SPD-Stadtrat André Langbein zeigte anhand von Bildmaterial, dass selbst ortskundige Fahrer die geltenden Regeln nicht beachten würden. „Es herrschen teils lebensgefährliche Zustände“, so Langbein. Mehrfach habe er beobachtet, wie es fast zu Unfällen mit anderen Fahrzeugen und auch Fußgängern gekommen sei. Vor dem Dorfladen trifft die Jungholzer Straße als Nebenstraße auf die vorfahrtsberechtigte Schmadstraße. Kurz darauf mündet diese in die Öflinger Straße. Das vor dem Dorfladen „rechts vor links“ gelte sei zwar klar ausgeschildert, trotzdem werde dies regelmäßig missachtet, so Langbeins Beobachtung.

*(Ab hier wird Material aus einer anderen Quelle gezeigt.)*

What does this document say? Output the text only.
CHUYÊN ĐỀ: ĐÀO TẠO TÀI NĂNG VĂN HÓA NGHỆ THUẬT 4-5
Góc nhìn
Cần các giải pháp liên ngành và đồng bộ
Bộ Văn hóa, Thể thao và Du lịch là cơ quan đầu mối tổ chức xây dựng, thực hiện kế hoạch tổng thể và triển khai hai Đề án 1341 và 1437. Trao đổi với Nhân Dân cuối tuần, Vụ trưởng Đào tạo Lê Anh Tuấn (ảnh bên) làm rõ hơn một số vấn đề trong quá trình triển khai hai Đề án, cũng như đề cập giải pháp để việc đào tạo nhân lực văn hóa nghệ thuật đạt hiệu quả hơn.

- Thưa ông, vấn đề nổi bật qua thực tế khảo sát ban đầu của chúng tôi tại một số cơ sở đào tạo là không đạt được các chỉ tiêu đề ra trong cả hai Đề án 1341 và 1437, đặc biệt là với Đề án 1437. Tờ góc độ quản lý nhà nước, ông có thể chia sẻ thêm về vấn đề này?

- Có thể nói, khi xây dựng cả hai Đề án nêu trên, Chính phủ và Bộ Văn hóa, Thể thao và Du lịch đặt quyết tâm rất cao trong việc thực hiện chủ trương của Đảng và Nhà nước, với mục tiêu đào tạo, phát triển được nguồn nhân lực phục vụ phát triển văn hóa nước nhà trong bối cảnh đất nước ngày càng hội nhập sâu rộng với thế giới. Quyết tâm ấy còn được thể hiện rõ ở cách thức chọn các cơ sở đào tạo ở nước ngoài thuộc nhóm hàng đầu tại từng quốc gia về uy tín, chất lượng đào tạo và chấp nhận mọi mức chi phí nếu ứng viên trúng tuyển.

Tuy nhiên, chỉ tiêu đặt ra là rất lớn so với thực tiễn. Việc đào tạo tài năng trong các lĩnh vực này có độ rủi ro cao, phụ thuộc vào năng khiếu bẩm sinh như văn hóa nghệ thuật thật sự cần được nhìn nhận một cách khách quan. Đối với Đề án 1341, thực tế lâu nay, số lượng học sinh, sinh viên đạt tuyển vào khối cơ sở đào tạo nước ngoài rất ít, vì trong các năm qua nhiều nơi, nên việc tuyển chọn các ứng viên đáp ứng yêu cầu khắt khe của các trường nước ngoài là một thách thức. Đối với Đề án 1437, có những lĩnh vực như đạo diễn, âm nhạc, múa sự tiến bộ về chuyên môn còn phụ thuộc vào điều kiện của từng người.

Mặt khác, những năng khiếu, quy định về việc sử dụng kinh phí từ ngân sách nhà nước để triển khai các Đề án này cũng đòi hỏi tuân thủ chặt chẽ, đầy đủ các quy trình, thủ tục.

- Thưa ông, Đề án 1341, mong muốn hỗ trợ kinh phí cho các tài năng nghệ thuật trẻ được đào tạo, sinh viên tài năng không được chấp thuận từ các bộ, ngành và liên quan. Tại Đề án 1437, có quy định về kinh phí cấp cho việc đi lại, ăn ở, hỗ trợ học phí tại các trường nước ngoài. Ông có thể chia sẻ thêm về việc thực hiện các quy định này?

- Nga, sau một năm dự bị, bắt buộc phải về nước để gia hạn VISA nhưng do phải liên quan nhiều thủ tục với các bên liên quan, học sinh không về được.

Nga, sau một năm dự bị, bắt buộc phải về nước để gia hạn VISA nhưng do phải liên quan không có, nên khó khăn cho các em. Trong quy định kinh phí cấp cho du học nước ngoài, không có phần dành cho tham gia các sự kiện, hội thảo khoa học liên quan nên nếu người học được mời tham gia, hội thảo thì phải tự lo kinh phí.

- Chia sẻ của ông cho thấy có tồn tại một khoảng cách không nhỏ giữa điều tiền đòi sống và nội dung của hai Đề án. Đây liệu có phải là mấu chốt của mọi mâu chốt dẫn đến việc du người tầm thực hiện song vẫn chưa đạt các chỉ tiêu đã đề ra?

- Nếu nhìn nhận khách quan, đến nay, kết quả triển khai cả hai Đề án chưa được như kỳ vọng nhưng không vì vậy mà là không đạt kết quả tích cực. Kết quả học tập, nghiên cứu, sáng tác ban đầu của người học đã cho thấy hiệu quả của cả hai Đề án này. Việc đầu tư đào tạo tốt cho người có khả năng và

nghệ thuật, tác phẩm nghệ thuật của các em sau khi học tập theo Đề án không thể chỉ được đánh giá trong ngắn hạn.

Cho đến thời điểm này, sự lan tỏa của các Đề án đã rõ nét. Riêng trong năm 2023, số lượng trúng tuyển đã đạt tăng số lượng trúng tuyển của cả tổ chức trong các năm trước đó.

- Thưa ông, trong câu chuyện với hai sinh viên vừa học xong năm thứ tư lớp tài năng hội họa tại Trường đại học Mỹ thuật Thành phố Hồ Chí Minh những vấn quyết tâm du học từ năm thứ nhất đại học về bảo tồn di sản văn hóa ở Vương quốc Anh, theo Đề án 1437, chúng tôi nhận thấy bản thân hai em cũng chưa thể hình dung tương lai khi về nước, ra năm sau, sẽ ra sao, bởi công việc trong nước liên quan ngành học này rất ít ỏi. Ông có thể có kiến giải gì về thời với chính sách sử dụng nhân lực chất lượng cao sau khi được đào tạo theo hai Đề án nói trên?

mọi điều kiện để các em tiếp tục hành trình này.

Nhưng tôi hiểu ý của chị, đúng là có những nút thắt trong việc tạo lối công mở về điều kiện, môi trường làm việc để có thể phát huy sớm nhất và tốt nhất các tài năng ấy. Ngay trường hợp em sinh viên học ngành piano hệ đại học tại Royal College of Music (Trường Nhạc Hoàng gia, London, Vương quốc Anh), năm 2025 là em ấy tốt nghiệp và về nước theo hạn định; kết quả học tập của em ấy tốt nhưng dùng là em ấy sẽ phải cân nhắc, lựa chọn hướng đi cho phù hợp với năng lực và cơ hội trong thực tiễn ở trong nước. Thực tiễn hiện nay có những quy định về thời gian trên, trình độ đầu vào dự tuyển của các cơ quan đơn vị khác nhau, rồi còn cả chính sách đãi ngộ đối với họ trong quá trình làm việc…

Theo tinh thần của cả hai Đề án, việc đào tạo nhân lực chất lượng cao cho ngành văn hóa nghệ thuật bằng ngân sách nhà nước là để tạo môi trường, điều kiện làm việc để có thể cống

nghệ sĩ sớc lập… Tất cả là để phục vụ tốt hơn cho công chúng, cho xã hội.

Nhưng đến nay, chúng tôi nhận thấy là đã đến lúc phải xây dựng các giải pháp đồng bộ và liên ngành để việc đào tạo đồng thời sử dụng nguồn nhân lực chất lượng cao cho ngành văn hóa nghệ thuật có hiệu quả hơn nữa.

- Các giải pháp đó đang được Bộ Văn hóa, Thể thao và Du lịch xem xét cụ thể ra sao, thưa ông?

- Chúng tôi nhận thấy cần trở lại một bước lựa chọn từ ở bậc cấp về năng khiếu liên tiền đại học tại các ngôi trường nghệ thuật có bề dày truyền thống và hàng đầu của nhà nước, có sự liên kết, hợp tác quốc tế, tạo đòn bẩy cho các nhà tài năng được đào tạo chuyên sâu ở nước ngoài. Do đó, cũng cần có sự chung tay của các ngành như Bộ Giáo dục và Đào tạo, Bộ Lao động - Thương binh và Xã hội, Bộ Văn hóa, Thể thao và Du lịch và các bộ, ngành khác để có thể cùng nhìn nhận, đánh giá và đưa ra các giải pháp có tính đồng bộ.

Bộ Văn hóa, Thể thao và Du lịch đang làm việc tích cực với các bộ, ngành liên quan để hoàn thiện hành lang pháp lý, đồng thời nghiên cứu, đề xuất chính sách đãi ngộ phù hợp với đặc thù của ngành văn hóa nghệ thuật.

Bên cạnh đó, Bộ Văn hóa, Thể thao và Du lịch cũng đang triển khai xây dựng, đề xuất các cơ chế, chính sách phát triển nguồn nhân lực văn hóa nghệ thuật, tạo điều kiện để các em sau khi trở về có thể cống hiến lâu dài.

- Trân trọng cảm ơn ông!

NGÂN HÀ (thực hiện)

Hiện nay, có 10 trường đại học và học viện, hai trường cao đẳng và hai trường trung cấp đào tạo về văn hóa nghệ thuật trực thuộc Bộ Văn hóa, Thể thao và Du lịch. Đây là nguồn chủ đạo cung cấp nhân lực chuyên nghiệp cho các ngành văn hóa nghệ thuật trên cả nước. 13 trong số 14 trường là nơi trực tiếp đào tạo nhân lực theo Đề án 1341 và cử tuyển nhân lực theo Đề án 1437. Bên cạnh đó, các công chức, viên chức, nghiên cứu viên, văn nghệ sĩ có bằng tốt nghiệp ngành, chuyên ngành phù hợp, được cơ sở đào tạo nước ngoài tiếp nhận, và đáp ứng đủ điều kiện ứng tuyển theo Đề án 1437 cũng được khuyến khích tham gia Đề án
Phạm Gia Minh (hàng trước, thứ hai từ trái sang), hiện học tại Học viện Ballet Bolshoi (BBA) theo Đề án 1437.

Stadtrat Paul Erhart (CDU) ergänzte hierzu, dass dies auch schon oberhalb des Dorfladens der Fall sei: Hier mündet die Schwarzwaldstraße in die Schmadstraße, es gilt ebenfalls rechts vor links. Das Problem sei bekannt so Bürgermeister Michael Thater, aber: „Wir sind nicht zuständig, sondern die Verkehrsbehörde.“ Die Beschilderung sei eindeutig, mehr könne man seitens der Stadtverwaltung nicht machen: „Das scheitert am Waldshuter Amtsschimmel.“ Hintergrund ist der langjährige Wunsch der Stadtverwaltung, dass das Wehrer Rathaus die Aufgaben der Straßenverkehrsbehörde selbst übernehmen könnte. Aktuell ist das Wehrer Ordnungsamt nur für den ruhenden Verkehr zuständig. „Wir werden aber wieder eine Verkehrsschau machen“, kündigte Thater an.